Park Jimin'den
2 Gün Sonra
Kahvaltımızı yapmıştık ve Jennie ile birlikte bulaşıkları yıkadıktan sonra salona Roseanne'nin yanına gelmiştik. Bacağında sargı olduğu için Roseanne koltuklardan birinde uzanıyordu. Bacağını kimin yaraladığını hâlâ söylememişti ve söylememekte ısrar ediyordu. Jennie bir süre bizimle oturduktan sonra kalfasına bırakıp uzun süredir gitmediği eczanesine gitmesi gerektiğini söyleyip yanımızdan ayrıldı. Roseanne ile tek kalmıştık. Roseanne'yi gerçekten anlayamıyordum tüm gün boyunca hareket etmeden oturabilirdi ve onun için sorun olmazdı. Bugün de o günlerinden biriydi ve koltukta hareketsiz bir şekilde uzanıyordu. Çok sıkılmıştım ama Jennie beni Roseanne'yi tek başına bırakmamam için sıkı bir şekilde tembihlemişti. En iyisi konuşmaktı.
"Nasılsın Roseanne?"
"İyi gibi. Sen?"
"Bende iyiyim. Sıkıldım biraz."
"Evet sıkıcı biriyim biliyorum ama yüzüme söyleme bari."

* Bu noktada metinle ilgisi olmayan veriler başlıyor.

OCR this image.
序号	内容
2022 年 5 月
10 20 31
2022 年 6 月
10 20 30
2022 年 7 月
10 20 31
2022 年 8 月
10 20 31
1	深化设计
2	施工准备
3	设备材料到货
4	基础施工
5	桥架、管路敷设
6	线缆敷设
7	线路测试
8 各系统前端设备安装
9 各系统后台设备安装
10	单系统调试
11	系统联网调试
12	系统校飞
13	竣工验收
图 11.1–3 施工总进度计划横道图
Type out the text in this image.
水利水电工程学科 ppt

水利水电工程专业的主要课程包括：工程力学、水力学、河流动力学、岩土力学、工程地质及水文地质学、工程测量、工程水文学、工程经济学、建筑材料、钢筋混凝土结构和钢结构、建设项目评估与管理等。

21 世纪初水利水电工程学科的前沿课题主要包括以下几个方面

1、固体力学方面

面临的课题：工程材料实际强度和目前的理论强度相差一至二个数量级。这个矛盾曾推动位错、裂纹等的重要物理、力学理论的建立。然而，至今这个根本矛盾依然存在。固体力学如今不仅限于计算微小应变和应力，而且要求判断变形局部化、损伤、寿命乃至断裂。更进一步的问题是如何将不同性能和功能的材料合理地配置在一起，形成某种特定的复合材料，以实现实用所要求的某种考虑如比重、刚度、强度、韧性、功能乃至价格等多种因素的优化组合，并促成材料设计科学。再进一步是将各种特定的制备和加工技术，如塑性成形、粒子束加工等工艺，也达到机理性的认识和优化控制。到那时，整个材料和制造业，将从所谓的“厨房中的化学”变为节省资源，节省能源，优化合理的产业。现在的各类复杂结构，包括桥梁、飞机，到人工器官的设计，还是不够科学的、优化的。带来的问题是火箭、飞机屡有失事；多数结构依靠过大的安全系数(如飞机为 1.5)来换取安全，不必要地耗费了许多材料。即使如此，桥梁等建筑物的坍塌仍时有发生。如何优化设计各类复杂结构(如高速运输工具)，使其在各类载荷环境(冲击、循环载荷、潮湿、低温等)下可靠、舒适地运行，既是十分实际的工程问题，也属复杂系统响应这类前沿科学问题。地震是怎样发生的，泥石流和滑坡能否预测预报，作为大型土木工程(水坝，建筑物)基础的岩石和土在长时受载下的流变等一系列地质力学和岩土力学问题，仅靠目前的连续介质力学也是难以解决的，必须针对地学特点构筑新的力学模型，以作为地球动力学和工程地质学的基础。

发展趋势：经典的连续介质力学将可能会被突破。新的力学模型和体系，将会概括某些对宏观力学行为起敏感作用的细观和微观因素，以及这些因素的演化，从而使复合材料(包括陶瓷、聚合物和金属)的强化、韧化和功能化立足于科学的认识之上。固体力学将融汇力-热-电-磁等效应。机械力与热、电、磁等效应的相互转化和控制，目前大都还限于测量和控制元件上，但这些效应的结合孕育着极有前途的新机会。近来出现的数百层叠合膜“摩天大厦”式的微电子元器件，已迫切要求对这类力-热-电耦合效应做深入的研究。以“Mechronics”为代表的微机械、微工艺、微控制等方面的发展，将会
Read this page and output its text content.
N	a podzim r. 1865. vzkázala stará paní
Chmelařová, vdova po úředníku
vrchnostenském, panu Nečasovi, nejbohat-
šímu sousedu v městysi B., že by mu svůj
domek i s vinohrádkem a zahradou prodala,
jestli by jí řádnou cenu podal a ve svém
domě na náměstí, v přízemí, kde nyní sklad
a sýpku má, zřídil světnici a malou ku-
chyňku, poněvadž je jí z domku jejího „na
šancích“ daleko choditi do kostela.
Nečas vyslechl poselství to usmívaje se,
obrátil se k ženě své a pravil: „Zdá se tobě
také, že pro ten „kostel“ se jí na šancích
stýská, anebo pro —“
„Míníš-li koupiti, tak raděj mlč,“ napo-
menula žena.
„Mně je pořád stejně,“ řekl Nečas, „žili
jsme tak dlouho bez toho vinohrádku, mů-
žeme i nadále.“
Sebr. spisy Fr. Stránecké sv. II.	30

"Yok ya yanlış anladın beni. Bir şeyler yapalım anlamında söylemiştim."
"Olur yapalım. Ne yapacağız?"
"Ne istersen onu yaparız."
"Jimin odun musun sen? Bir fikrin yok mu niye bana soruyorsun? Bir şeye de sen karar ver."
"Kalbimi kırıyorsun Roseanne."
"Neden beni memnun etmeye çalışıyorsun?"
Tanrım... Daha fazla dayanamıyorum gerçekten.
"Neden acaba hiç düşündün mü Roseanne?! Acaba seni seviyor olabilir miyim?! Tabii senin umurunda bile değil ki! SEVİYORUM! SEVİYORUM! MUTLU OLMANI İSTİYORUM! AMA SEN BANA YÜZÜNÜ DÖNÜP BAKMIYORSUN BİLE! SEVGİM SENİN İCİN BU KADAR DEĞERSİZ Mİ ROSEANNE?!"
"Bizden olmaz Jimin."
"Bırak bu klişe lafları. Sen kimseyi sevemeyen duygusuz bir insansın. Şu saatten sonra senden hiçbir şey beklemiyorum."
"Eğer yaşadıklarımı yaşasaydın bin kere öldürmüştün kendini."
"Ne yaşadın ki Roseanne? Sürekli şunu yaşadım bunu yaşadım diyorsun. Anlat o zaman. Anlatmıyorsun çünkü hiçbir şey yaşamadın. Her şeyi kafasında kurmuş bir şifozrensin sen."
"Vay... Dalga geçiyorsun demek... Eğer biraz daha saçmalarsan... SENİ GEBERTİRİM APTAL HERİF! ELLERİMLE BOĞARIM SENİ! BIÇAĞIMLA O LANET BAĞIRSAKLARINI DELİK DEŞİK EDERİM!"
İşte şimdi biraz korkmaya başlamıştım. Roseanne kontrolünü kaybetmiş gibi görünüyordu. Yine de bir şey demeyecektim. Çünkü bu konuşmanın sonunda her şeyi anlatacağını biliyordum. Biraz bekledi ve sakinleşti. Gözlerimin içine bakarak konuşmaya başladı.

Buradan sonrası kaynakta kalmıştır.